Step 1: Calculate Energy per Photon

The energy of a single photon is given by:

\[ E = \frac{h c}{\lambda} \]

Substitute the given values:

\[ E = \frac{(6.6 \times 10^{-34}) (3 \times 10^8)}{300 \times 10^{-9}} \]

\[ E = \frac{19.8 \times 10^{-26}}{300 \times 10^{-9}} \]

\[ E = 6.6 \times 10^{-19} \, \text{J} \]

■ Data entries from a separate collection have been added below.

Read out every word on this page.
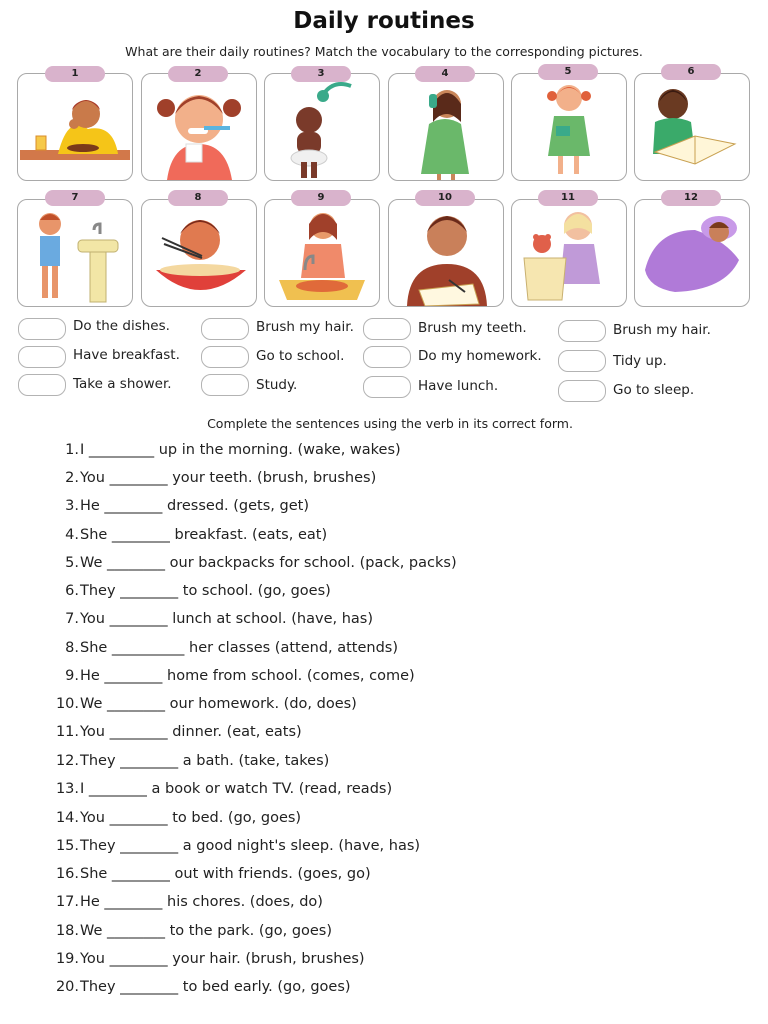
Daily routines
What are their daily routines? Match the vocabulary to the corresponding pictures.
1	2	3	4	5	6
7	8	9	10	11	12
Do the dishes.
Have breakfast.
Take a shower.
Brush my hair.
Go to school.
Study.
Brush my teeth.
Do my homework.
Have lunch.
Brush my hair.
Tidy up.
Go to sleep.
Complete the sentences using the verb in its correct form.
1. I _________ up in the morning. (wake, wakes)
2. You ________ your teeth. (brush, brushes)
3. He ________ dressed. (gets, get)
4. She ________ breakfast. (eats, eat)
5. We ________ our backpacks for school. (pack, packs)
6. They ________ to school. (go, goes)
7. You ________ lunch at school. (have, has)
8. She __________ her classes (attend, attends)
9. He ________ home from school. (comes, come)
10. We ________ our homework. (do, does)
11. You ________ dinner. (eat, eats)
12. They ________ a bath. (take, takes)
13. I ________ a book or watch TV. (read, reads)
14. You ________ to bed. (go, goes)
15. They ________ a good night's sleep. (have, has)
16. She ________ out with friends. (goes, go)
17. He ________ his chores. (does, do)
18. We ________ to the park. (go, goes)
19. You ________ your hair. (brush, brushes)
20. They ________ to bed early. (go, goes)
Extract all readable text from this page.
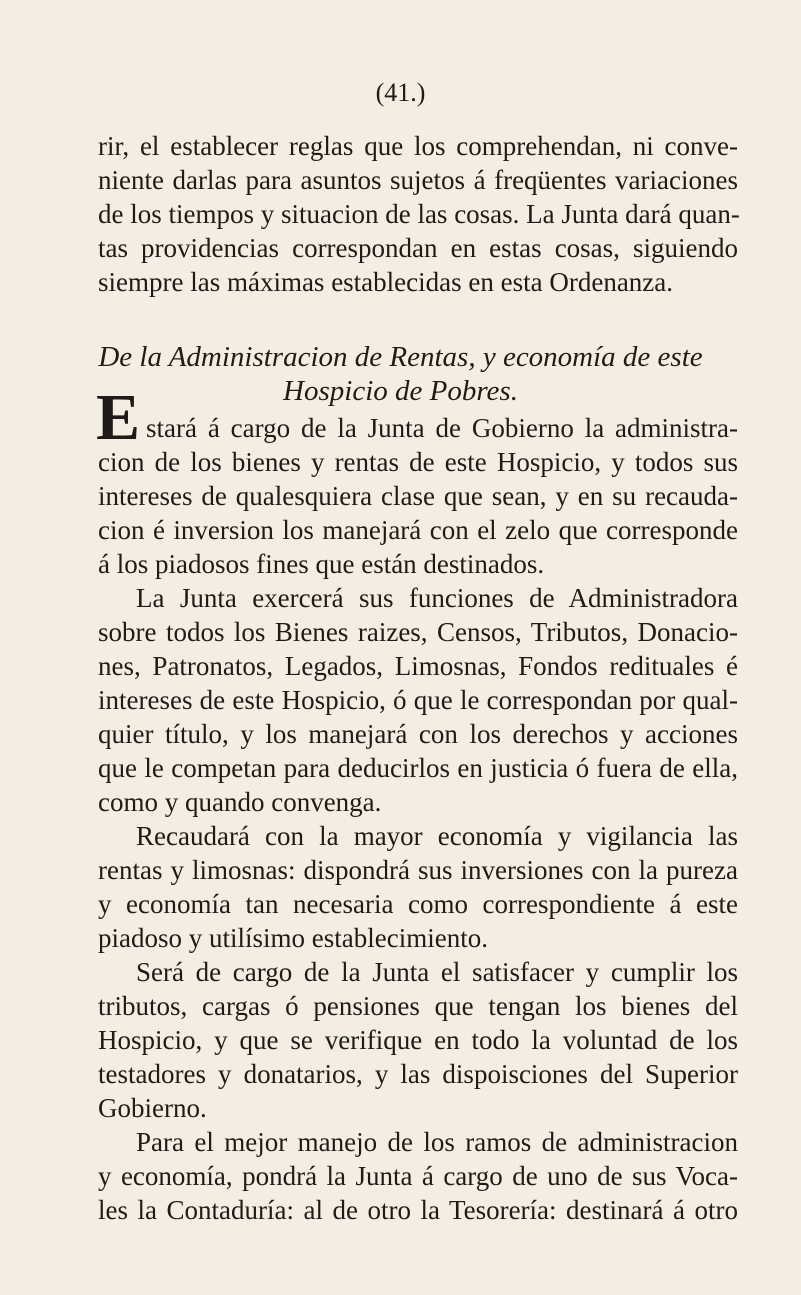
(41.)
rir, el establecer reglas que los comprehendan, ni conve-
niente darlas para asuntos sujetos á freqüentes variaciones
de los tiempos y situacion de las cosas. La Junta dará quan-
tas providencias correspondan en estas cosas, siguiendo
siempre las máximas establecidas en esta Ordenanza.
De la Administracion de Rentas, y economía de este
Hospicio de Pobres.
E stará á cargo de la Junta de Gobierno la administra-
cion de los bienes y rentas de este Hospicio, y todos sus
intereses de qualesquiera clase que sean, y en su recauda-
cion é inversion los manejará con el zelo que corresponde
á los piadosos fines que están destinados.
La Junta exercerá sus funciones de Administradora
sobre todos los Bienes raizes, Censos, Tributos, Donacio-
nes, Patronatos, Legados, Limosnas, Fondos redituales é
intereses de este Hospicio, ó que le correspondan por qual-
quier título, y los manejará con los derechos y acciones
que le competan para deducirlos en justicia ó fuera de ella,
como y quando convenga.
Recaudará con la mayor economía y vigilancia las
rentas y limosnas: dispondrá sus inversiones con la pureza
y economía tan necesaria como correspondiente á este
piadoso y utilísimo establecimiento.
Será de cargo de la Junta el satisfacer y cumplir los
tributos, cargas ó pensiones que tengan los bienes del
Hospicio, y que se verifique en todo la voluntad de los
testadores y donatarios, y las dispoisciones del Superior
Gobierno.
Para el mejor manejo de los ramos de administracion
y economía, pondrá la Junta á cargo de uno de sus Voca-
les la Contaduría: al de otro la Tesorería: destinará á otro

Step 2: Determine Number of Photons per Second

The number of photons emitted per second (\( n \)) is the total power divided by the energy of one photon:

\[ n = \frac{P}{E} \]

\[ n = \frac{3.3 \times 10^{-3}}{6.6 \times 10^{-19}} \]

\[ n = 0.5 \times 10^{16} = 5 \times 10^{15} \]

Conclusion:

The average number of photons emitted per second is \( 5 \times 10^{15} \).

Answer: \(\boxed{C}\)

Answer 2

Step 1: Recall the formula for the energy of a photon.

The energy of a single photon (\( E \)) is given by:

\[ E = \frac{hc}{\lambda}, \]

where:

• \( h = 6.6 \times 10^{-34} \, \text{J·s} \) is Planck's constant,
• \( c = 3 \times 10^8 \, \text{m/s} \) is the speed of light, and
• \( \lambda = 300 \, \text{nm} = 300 \times 10^{-9} \, \text{m} \) is the wavelength of the light.

 

Substitute the values to calculate the energy of one photon:

\[ E = \frac{(6.6 \times 10^{-34})(3 \times 10^8)}{300 \times 10^{-9}}. \]

Simplify:

\[ E = \frac{19.8 \times 10^{-26}}{300 \times 10^{-9}} = \frac{19.8 \times 10^{-26}}{3 \times 10^{-7}} = 6.6 \times 10^{-19} \, \text{J}. \] ---

Step 2: Calculate the total number of photons emitted per second.

The power of the laser (\( P \)) is the total energy emitted per second. The total number of photons emitted per second (\( N \)) can be calculated as:

\[ N = \frac{P}{E}, \]

where:

• \( P = 3.3 \, \text{mW} = 3.3 \times 10^{-3} \, \text{J/s}, \) and
• \( E = 6.6 \times 10^{-19} \, \text{J}. \)

 

Substitute the values:

\[ N = \frac{3.3 \times 10^{-3}}{6.6 \times 10^{-19}}. \]

Simplify:

\[ N = 0.5 \times 10^{16} = 5 \times 10^{15}. \] ---

Final Answer: The average number of photons emitted per second is \( \mathbf{5 \times 10^{15}} \), which corresponds to option \( \mathbf{(C)} \).